И еще думаю я, что абсолютной правды на земле нет, и потому важно не то, о чем пишет писатель, не те истины, которые он якобы открывает, а его Собственная личность, поскольку она велика и своеобразна.
И исходя из этих двух положений, я думаю, что Чехов умер вовремя и должен был умереть.
Однажды, осенней слякотью, проходя по Петербургской стороне, я поднял с панели бумажку, на которой малограмотный человек записал себе те книги, которые хотел взять из библиотеки. Так и было записано: взять то-то и «третий том Чехова-милого человека»!
В то время много говорили о том, что человек звучит очень гордо, и из миллионов хулиганов, добродетельных мещан, солдат, мужиков, купцов, чиновников, попов и царей стремились вылепить величественный образ человека.
Было потрачено много стараний и много шума, но величественный образ не вытанцовывался и роковым образом, через силу, гордость, своеволие и сверх переживания, впадал в величественную пошлость, желавшую плевать на весь свет и плюющую на собственное самодовольное чрево.
Человека обряжали в плащ индивидуализма, надевали хитон христианина, совали ему в руку красный флаг товарища, пускали голяком анархистом на оголенной земле, а он; одетый и голый, равно упорно оказывался если не зверь зверем, то свинья свиньей.
По-прежнему, рождаясь, человек становился в тягость себе и другим и аккуратно увеличивал собою ряды или плохих людей, от которых жить скверно, или очень хороших, принципиальных, с которыми жить трудновато.

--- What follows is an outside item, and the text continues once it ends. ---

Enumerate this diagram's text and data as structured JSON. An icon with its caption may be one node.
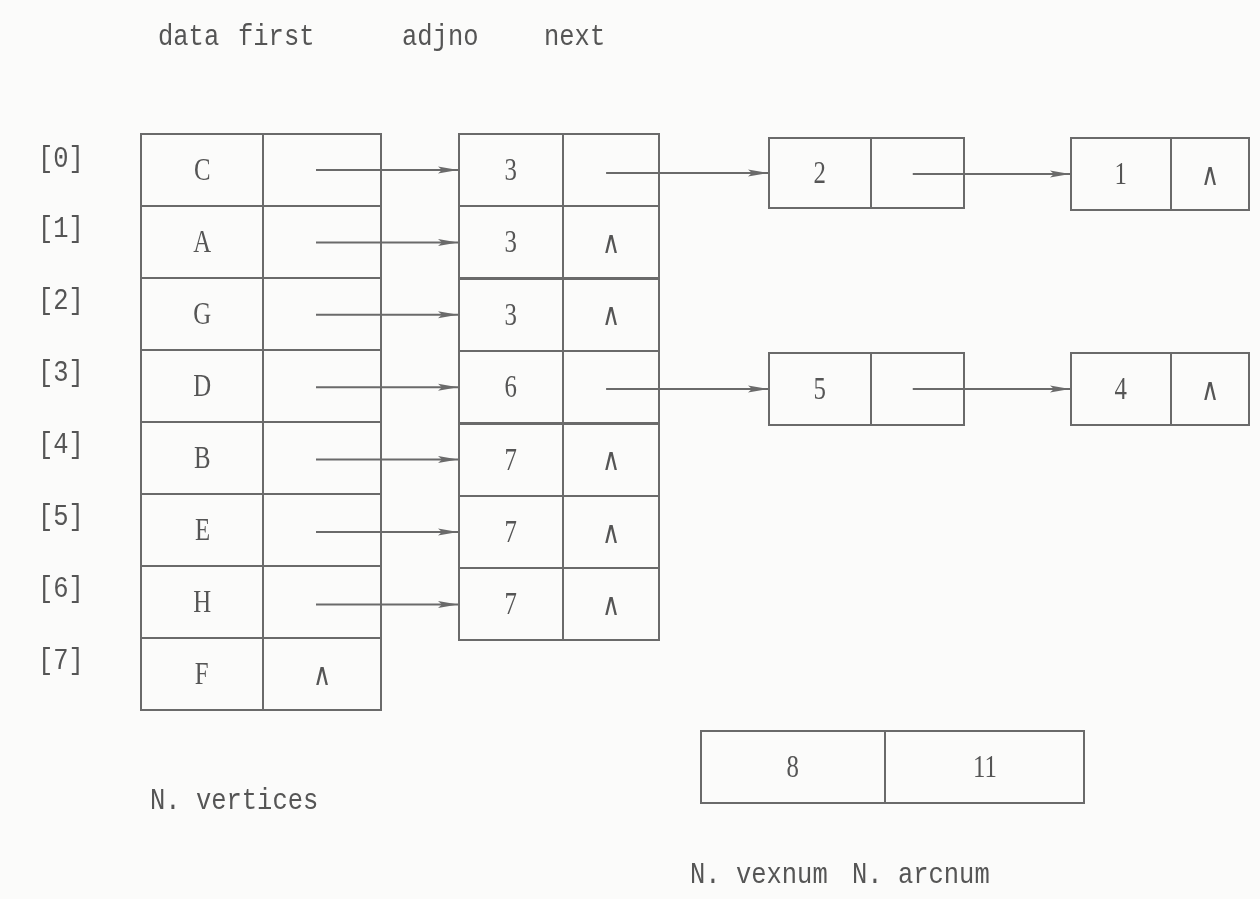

Долго я думал над тем, каким должен быть, наконец, человек, чтобы от его личности не торчали во все стороны острые углы прямо в ребра его ближним. И только найдя эту бумажку, в которой какой-то наивный брат мой от всего немудрого сердца воскликнул по адресу Чехова «милый»! — я кое-что уразумел и нарисовал наконец себе настоящего человека.
Это не величественный образ — и это слава Богу — ибо от величий всех сортов на свет смотреть стало тошно.
Но это Человек, при жизни которого у всех возбуждается желание войти с ним в общение, а после смерти является потребность тихо и вдумчиво говорить о нем, неуловимыми сближениями перенося из его личности в свою нечто драгоценное.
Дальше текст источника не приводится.